Water Cycle and Water Insecurity - All Flashcards
What type of system is the global hydrological cycle and what drives it?
A closed system driven by solar energy (evaporation) and gravitational potential energy (precipitation and runoff).
Name the major water stores and rank them by size.
Oceans (96.5%) > Cryosphere > Groundwater > Surface Water > Atmosphere > Biosphere.
What is the water budget and how does it limit water availability?
The global water budget refers to how water is distributed/stored. Limited availability due to residence times (e.g., fossil water) and non-renewable stores like cryosphere losses.
What is a drainage basin and is it a closed or open system?
It’s an open system with inputs (precipitation), flows (interception, infiltration, percolation etc.), and outputs (evapotranspiration, runoff).
Name 3 physical factors that influence drainage basin flows.
Climate, soil type, and geology (e.g. permeable = more infiltration).
How does deforestation in Amazonia affect the water cycle?
Reduces interception and evapotranspiration → increases runoff → alters groundwater recharge and local climate patterns.
What is a water budget and what does it show?
The balance between precipitation and evapotranspiration, influencing soil moisture and water availability.
Give examples of climate types and their water budgets.
Tropical: High rainfall, surplus.
Temperate: Seasonal variation.
Polar: Low evapotranspiration, water locked in cryosphere.
Define a river regime and name 3 examples
The annual variation in river discharge.
Amazon: Equatorial, constant high flow.
Yukon: Arctic, summer peak from snowmelt.
Indus: Monsoonal, flow drops when glacial sources reduce.
What physical and human factors shape a storm hydrograph?
Basin shape, slope, soil, geology, vegetation cover (physical);
urbanisation, land use, deforestation (human).
What are the two main types of drought?
Meteorological (lack of precipitation)
Hydrological (reduced flow in rivers/groundwater).
How does ENSO contribute to droughts?
El Niño suppresses rainfall in places like Australia, increasing drought risk.
Example of human impact worsening drought?
Sahel – overgrazing and deforestation reduced soil moisture retention → desertification.
How does drought impact ecosystems?
Wetland drying, reduced biodiversity, forest stress → e.g. Okavango Delta in Botswana.
Name 4 meteorological causes of flooding.
Flash flooding from intense storms
snowmelt
monsoons
prolonged rainfall.
How do humans exacerbate flood risk?
Urbanisation, deforestation, hard engineering (e.g., levees), mismanaged rivers
Case study of UK flood event?
UK 2007 floods – 13 deaths, £3bn in damages, caused by prolonged rainfall and overwhelmed drainage.
How does climate change affect the water cycle?
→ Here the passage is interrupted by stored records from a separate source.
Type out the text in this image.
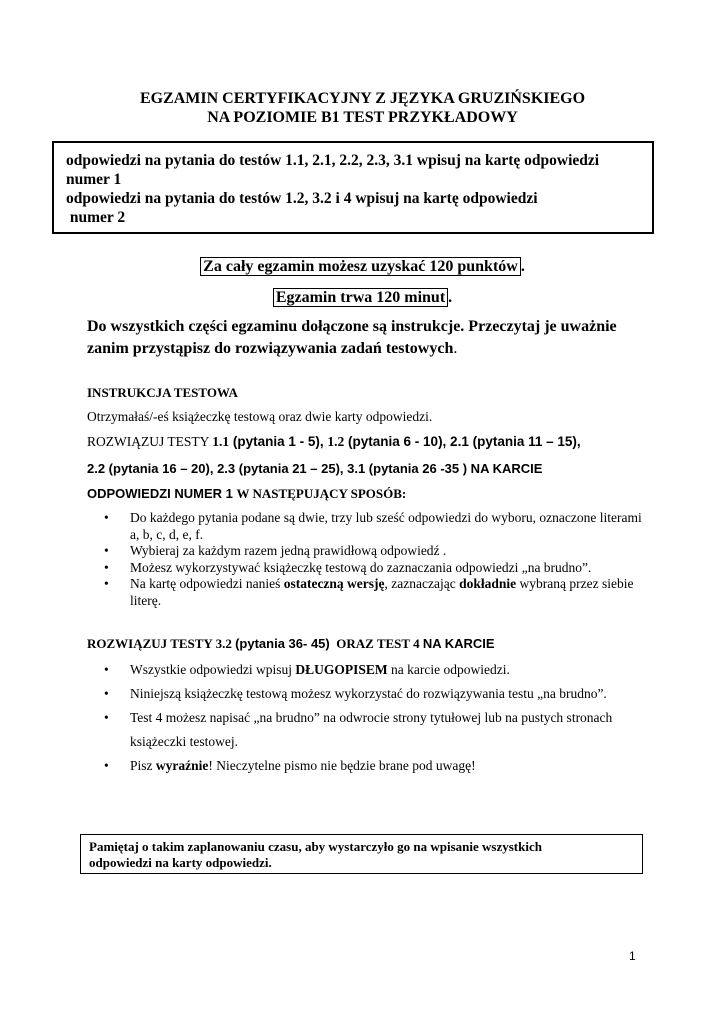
EGZAMIN CERTYFIKACYJNY Z JĘZYKA GRUZIŃSKIEGO
NA POZIOMIE B1 TEST PRZYKŁADOWY

odpowiedzi na pytania do testów 1.1, 2.1, 2.2, 2.3, 3.1 wpisuj na kartę odpowiedzi

numer 1

odpowiedzi na pytania do testów 1.2, 3.2 i 4 wpisuj na kartę odpowiedzi

numer 2

Za cały egzamin możesz uzyskać 120 punktów .
Egzamin trwa 120 minut .

Do wszystkich części egzaminu dołączone są instrukcje. Przeczytaj je uważnie

zanim przystąpisz do rozwiązywania zadań testowych.

INSTRUKCJA TESTOWA
Otrzymałaś/-eś książeczkę testową oraz dwie karty odpowiedzi.
ROZWIĄZUJ TESTY 1.1 (pytania 1 - 5), 1.2 (pytania 6 - 10), 2.1 (pytania 11 – 15),
2.2 (pytania 16 – 20), 2.3 (pytania 21 – 25), 3.1 (pytania 26 -35 ) NA KARCIE
ODPOWIEDZI NUMER 1 W NASTĘPUJĄCY SPOSÓB:
• Do każdego pytania podane są dwie, trzy lub sześć odpowiedzi do wyboru, oznaczone literami a, b, c, d, e, f.
• Wybieraj za każdym razem jedną prawidłową odpowiedź .
• Możesz wykorzystywać książeczkę testową do zaznaczania odpowiedzi „na brudno”.
• Na kartę odpowiedzi nanieś ostateczną wersję, zaznaczając dokładnie wybraną przez siebie literę.
ROZWIĄZUJ TESTY 3.2 (pytania 36- 45)  ORAZ TEST 4 NA KARCIE
• Wszystkie odpowiedzi wpisuj DŁUGOPISEM na karcie odpowiedzi.
• Niniejszą książeczkę testową możesz wykorzystać do rozwiązywania testu „na brudno”.
• Test 4 możesz napisać „na brudno” na odwrocie strony tytułowej lub na pustych stronach książeczki testowej.
• Pisz wyraźnie! Nieczytelne pismo nie będzie brane pod uwagę!

Pamiętaj o takim zaplanowaniu czasu, aby wystarczyło go na wpisanie wszystkich

odpowiedzi na karty odpowiedzi.

1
Alters precipitation patterns, evaporation rates, increases flood/drought risk.
What stores and flows are affected by climate change?
Shrinking glaciers, reduced snowpack, permafrost melt, declining lake levels.
What’s the synoptic risk tied to climate change?
Uncertainty
In water supply planning; harder to predict floods and droughts (links to development, food security, migration).
Define water stress and water scarcity.
Stress: <1700 m³/person/year;
Scarcity: <1000 m³/person/year.
Physical causes of water insecurity?
Climate variability, saltwater intrusion, seasonality of rainfall
Human causes of water insecurity?
Over-abstraction, contamination (e.g., agricultural runoff, industrial discharge).
What is ‘virtual water’?
Water embedded in production of goods – increases global water dependency.
What’s the difference between physical and economic water scarcity?
Physical: not enough water.
Economic: lack of infrastructure to access available water.
Why does water pricing vary globally?
Supply vs demand, privatisation, subsidies. Example: USA vs Sub-Saharan Africa.
How can water insecurity cause conflict?
Transboundary tensions (e.g., Nile Basin, Mekong River) over shared rivers, competing uses (irrigation vs hydropower).
Name 3 hard engineering solutions for water supply
Water transfers (e.g., China SNWTP)
Mega dams (e.g., Three Gorges)
Desalination plants (e.g., UAE).
Pros & cons of hard engineering?
Pros: Large-scale supply.
Cons: High cost, environmental damage, displacement.
Give 2 sustainable water management strategies.
Smart irrigation (e.g., drip systems),
Recycling/reuse (e.g., Singapore’s NEWater).
What is Integrated Water Resource Management (IWRM)?
Holistic planning to balance water use among stakeholders.
Example: Colorado River Compact, UNECE Water Convention.